La nostalgia non viaggia a 319 Tbps

L’uomo tecnologico del 2021 - cablato a fibra ottica, perennemente attaccato al wi-fi come un tempo s’attaccava al tram, abbonato a cinque o sei servizi streaming nonché sempre e comunque chino a abbronzarsi al sole i cui raggi promanano dallo schermo dello smartphone - guarda al vecchio modem 56k come il possessore di una Tesla guarda allo storico modello T della Ford: una reliquia da considerare con curiosità e ironia. Davvero la Rete passava per quel coso che, prima di mettersi al lavoro, aveva necessità di strillare e fischiare per qualche secondo? Emetteva forse anche qualche sbuffo di vapore acqueo? E il carbone, da che parte si infilava il carbone nella fornace?

Eppure, per quanta ironia possiamo rivolgere al povero 56k, quelli che percorriamo oggi sono comunque sentieri accidentati, viottoli a malapena tracciati nella prateria, in confronto alle autostrade della Rete che ci aspettano in un prossimo futuro.

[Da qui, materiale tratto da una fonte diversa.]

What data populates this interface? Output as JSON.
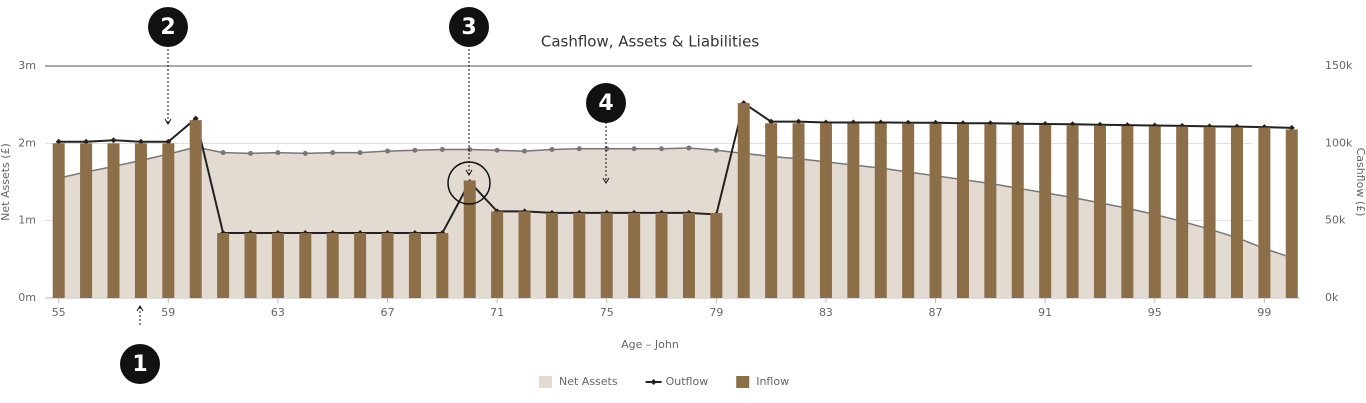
{
  "chart_data": {
    "type": "combo",
    "title": "Cashflow, Assets & Liabilities",
    "x_label": "Age – John",
    "y_label": "Net Assets (£)",
    "y2_label": "Cashflow (£)",
    "x": [
      55,
      56,
      57,
      58,
      59,
      60,
      61,
      62,
      63,
      64,
      65,
      66,
      67,
      68,
      69,
      70,
      71,
      72,
      73,
      74,
      75,
      76,
      77,
      78,
      79,
      80,
      81,
      82,
      83,
      84,
      85,
      86,
      87,
      88,
      89,
      90,
      91,
      92,
      93,
      94,
      95,
      96,
      97,
      98,
      99,
      100
    ],
    "xlim": [
      54.5,
      100.3
    ],
    "xticks": [
      55,
      59,
      63,
      67,
      71,
      75,
      79,
      83,
      87,
      91,
      95,
      99
    ],
    "ylim": [
      0,
      3
    ],
    "yticks": [
      {
        "value": 0,
        "label": "0m"
      },
      {
        "value": 1,
        "label": "1m"
      },
      {
        "value": 2,
        "label": "2m"
      },
      {
        "value": 3,
        "label": "3m"
      }
    ],
    "y2lim": [
      0,
      150
    ],
    "y2ticks": [
      {
        "value": 0,
        "label": "0k"
      },
      {
        "value": 50,
        "label": "50k"
      },
      {
        "value": 100,
        "label": "100k"
      },
      {
        "value": 150,
        "label": "150k"
      }
    ],
    "grid": true,
    "legend": "bottom",
    "series": [
      {
        "name": "Net Assets",
        "type": "area",
        "axis": "y",
        "color": "#e3dad2",
        "values": [
          1.55,
          1.63,
          1.7,
          1.78,
          1.86,
          1.95,
          1.88,
          1.87,
          1.88,
          1.87,
          1.88,
          1.88,
          1.9,
          1.91,
          1.92,
          1.92,
          1.91,
          1.9,
          1.92,
          1.93,
          1.93,
          1.93,
          1.93,
          1.94,
          1.91,
          1.87,
          1.83,
          1.8,
          1.76,
          1.72,
          1.68,
          1.63,
          1.58,
          1.53,
          1.48,
          1.42,
          1.36,
          1.3,
          1.23,
          1.16,
          1.08,
          0.99,
          0.89,
          0.78,
          0.64,
          0.52
        ]
      },
      {
        "name": "Outflow",
        "type": "line",
        "axis": "y2",
        "color": "#222222",
        "values": [
          101,
          101,
          102,
          101,
          101,
          116,
          42,
          42,
          42,
          42,
          42,
          42,
          42,
          42,
          42,
          75,
          56,
          56,
          55,
          55,
          55,
          55,
          55,
          55,
          54,
          126,
          114,
          114,
          113.5,
          113.5,
          113.5,
          113.3,
          113.3,
          113,
          113,
          112.7,
          112.5,
          112.3,
          112,
          111.8,
          111.5,
          111.3,
          111,
          110.8,
          110.5,
          110
        ]
      },
      {
        "name": "Inflow",
        "type": "bar",
        "axis": "y2",
        "color": "#8c6e48",
        "values": [
          100,
          100,
          100,
          100,
          100,
          115,
          42,
          42,
          42,
          42,
          42,
          42,
          42,
          42,
          42,
          76,
          56,
          56,
          55,
          55,
          55,
          55,
          55,
          55,
          55,
          126,
          113,
          113,
          113,
          112.8,
          112.8,
          112.6,
          112.6,
          112.4,
          112.2,
          112,
          111.8,
          111.6,
          111.4,
          111.2,
          111,
          110.8,
          110.6,
          110.4,
          110.2,
          109
        ]
      }
    ],
    "annotations": [
      "1",
      "2",
      "3",
      "4"
    ]
  }
}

La prima di queste strade ad alta velocità, che fanno sembrare i Frecciarossa modellini statici da museo, l’ha aperta il Giappone, anche se in via soltanto sperimentale. Gli scienziati dell’Istituto nazionale per le tecnologie dell’informazione e della comunicazione hanno infatti stabilito il nuovo record di velocità per la trasmissione dati portandolo a 319 Tbps (Terabit per secondo). A questa velocità, ci dicono, è possibile scaricare 7mila film ad alta definizione al secondo. In un minuto se ne scaricherebbero dunque 420mila. Calcolando una media di due ore a film, avremmo 840mila ore di spettacolo televisivo, pari a 35mila giorni, ovvero quasi 96 anni. Questi i tempi minimi di visione, a patto cioè che si osservi un assoluto e mostruoso “binge watching” privo di pause per il bagno, il cibo, il sonno, le relazioni sentimentali, il lavoro e tutto ciò che, appartenendo alla vita vissuta, consideriamo ormai con crescente insofferenza.

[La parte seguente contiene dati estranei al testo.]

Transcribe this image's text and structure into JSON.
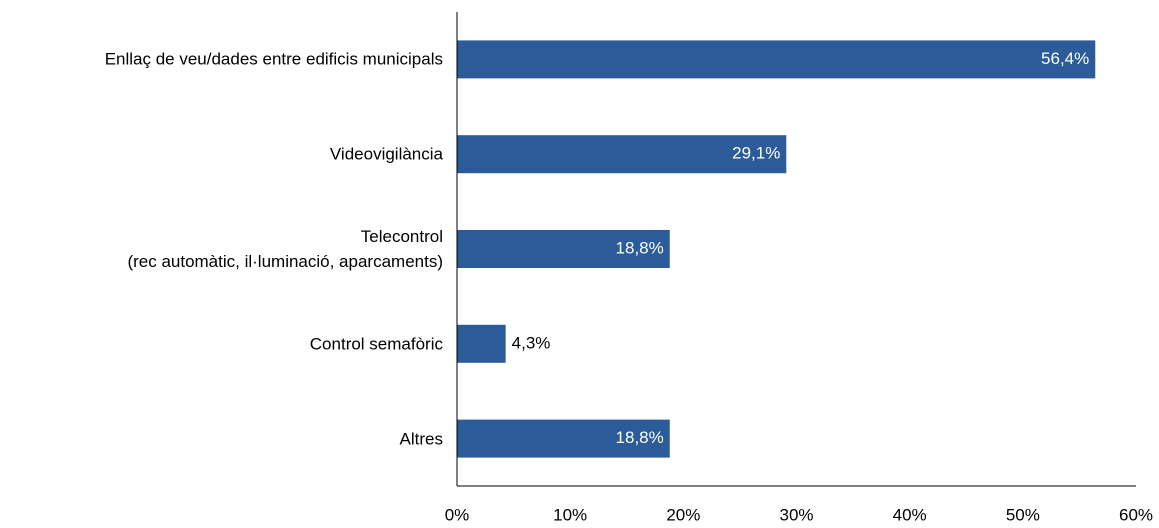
{
  "chart_data": {
    "type": "hbar",
    "categories": [
      "Enllaç de veu/dades entre edificis municipals",
      "Videovigilància",
      "Telecontrol\n(rec automàtic, il·luminació, aparcaments)",
      "Control semafòric",
      "Altres"
    ],
    "values": [
      56.4,
      29.1,
      18.8,
      4.3,
      18.8
    ],
    "value_labels": [
      "56,4%",
      "29,1%",
      "18,8%",
      "4,3%",
      "18,8%"
    ],
    "color": "#2b5c99",
    "xlim": [
      0,
      60
    ],
    "xticks": [
      {
        "value": 0,
        "label": "0%"
      },
      {
        "value": 10,
        "label": "10%"
      },
      {
        "value": 20,
        "label": "20%"
      },
      {
        "value": 30,
        "label": "30%"
      },
      {
        "value": 40,
        "label": "40%"
      },
      {
        "value": 50,
        "label": "50%"
      },
      {
        "value": 60,
        "label": "60%"
      }
    ]
  }
}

A pensarci bene, il modem 56k non è affatto lo strumento più lento e macchinoso attraverso il quale immergersi nel fiume delle informazioni. Restiamo nel campo della fruizione cinematografica: prima ancora che il concetto di modem si formasse nelle nostre teste, per vedere un film era necessario sfogliare un giornale, leggere una recensione o quantomeno un “flano” pubblicitario, consultare la colonna delle sale cinematografiche per informarsi sugli orari di inizio degli spettacoli, uscire di casa, raggiungere la sala, pagare il biglietto e attendere l’inizio del film.

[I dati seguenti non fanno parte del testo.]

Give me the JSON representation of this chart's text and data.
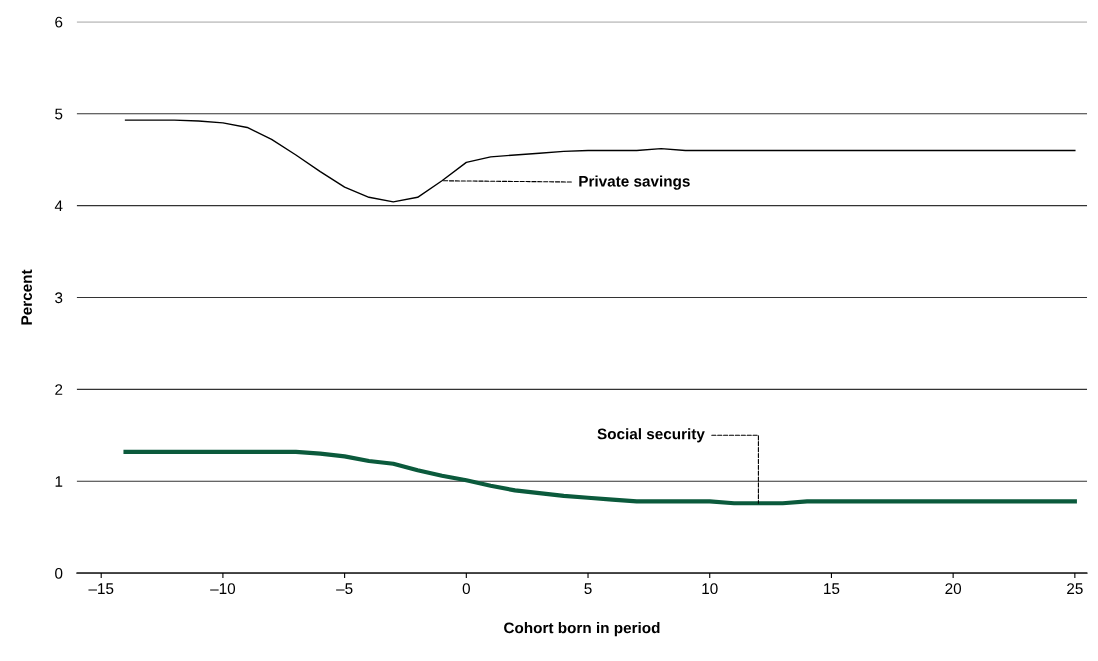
{
  "chart_data": {
    "type": "line",
    "xlabel": "Cohort born in period",
    "ylabel": "Percent",
    "x": [
      -14,
      -13,
      -12,
      -11,
      -10,
      -9,
      -8,
      -7,
      -6,
      -5,
      -4,
      -3,
      -2,
      -1,
      0,
      1,
      2,
      3,
      4,
      5,
      6,
      7,
      8,
      9,
      10,
      11,
      12,
      13,
      14,
      15,
      16,
      17,
      18,
      19,
      20,
      21,
      22,
      23,
      24,
      25
    ],
    "series": [
      {
        "name": "Private savings",
        "color": "#000000",
        "values": [
          4.93,
          4.93,
          4.93,
          4.92,
          4.9,
          4.85,
          4.72,
          4.55,
          4.37,
          4.2,
          4.09,
          4.04,
          4.09,
          4.27,
          4.47,
          4.53,
          4.55,
          4.57,
          4.59,
          4.6,
          4.6,
          4.6,
          4.62,
          4.6,
          4.6,
          4.6,
          4.6,
          4.6,
          4.6,
          4.6,
          4.6,
          4.6,
          4.6,
          4.6,
          4.6,
          4.6,
          4.6,
          4.6,
          4.6,
          4.6
        ]
      },
      {
        "name": "Social security",
        "color": "#0b5a3c",
        "values": [
          1.32,
          1.32,
          1.32,
          1.32,
          1.32,
          1.32,
          1.32,
          1.32,
          1.3,
          1.27,
          1.22,
          1.19,
          1.12,
          1.06,
          1.01,
          0.95,
          0.9,
          0.87,
          0.84,
          0.82,
          0.8,
          0.78,
          0.78,
          0.78,
          0.78,
          0.76,
          0.76,
          0.76,
          0.78,
          0.78,
          0.78,
          0.78,
          0.78,
          0.78,
          0.78,
          0.78,
          0.78,
          0.78,
          0.78,
          0.78
        ]
      }
    ],
    "xlim": [
      -16,
      25.5
    ],
    "ylim": [
      0,
      6
    ],
    "xticks": [
      {
        "value": -15,
        "label": "–15"
      },
      {
        "value": -10,
        "label": "–10"
      },
      {
        "value": -5,
        "label": "–5"
      },
      0,
      5,
      10,
      15,
      20,
      25
    ],
    "yticks": [
      0,
      1,
      2,
      3,
      4,
      5,
      6
    ],
    "grid": "y",
    "legend": false,
    "marker": "none",
    "line_style": "solid"
  }
}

Un processo praticabile - e, per fortuna, praticato - ancora oggi, così come sono praticabili altre faccende poco digitali ma molto familiari: leggere un libro (e non un ebook), posare un disco sul giradischi (e non aprire il rubinetto della musica liquida), inviare una lettera (e non una mail o un messaggio WhatsApp). Tutte però godono di una specie di grazia, di condono: le si tiene in vita perché appagano il gusto di qualche intenditore, oppure a conferma di abitudini radicate e a completamento di collezioni puntigliose. Manca oggi, in questi processi, il pungolo nella necessità, la forza della mancanza di alternative, che ne faceva ambiti precisi e assoluti delle nostre vite, gettando le premesse di quel sentimento che oggi proviamo sempre più spesso: la nostalgia. Alla velocità 319 Tbps la nostalgia passa invece invisibile come un proiettile che si perda all’orizzonte, senza mai far centro nel cuore.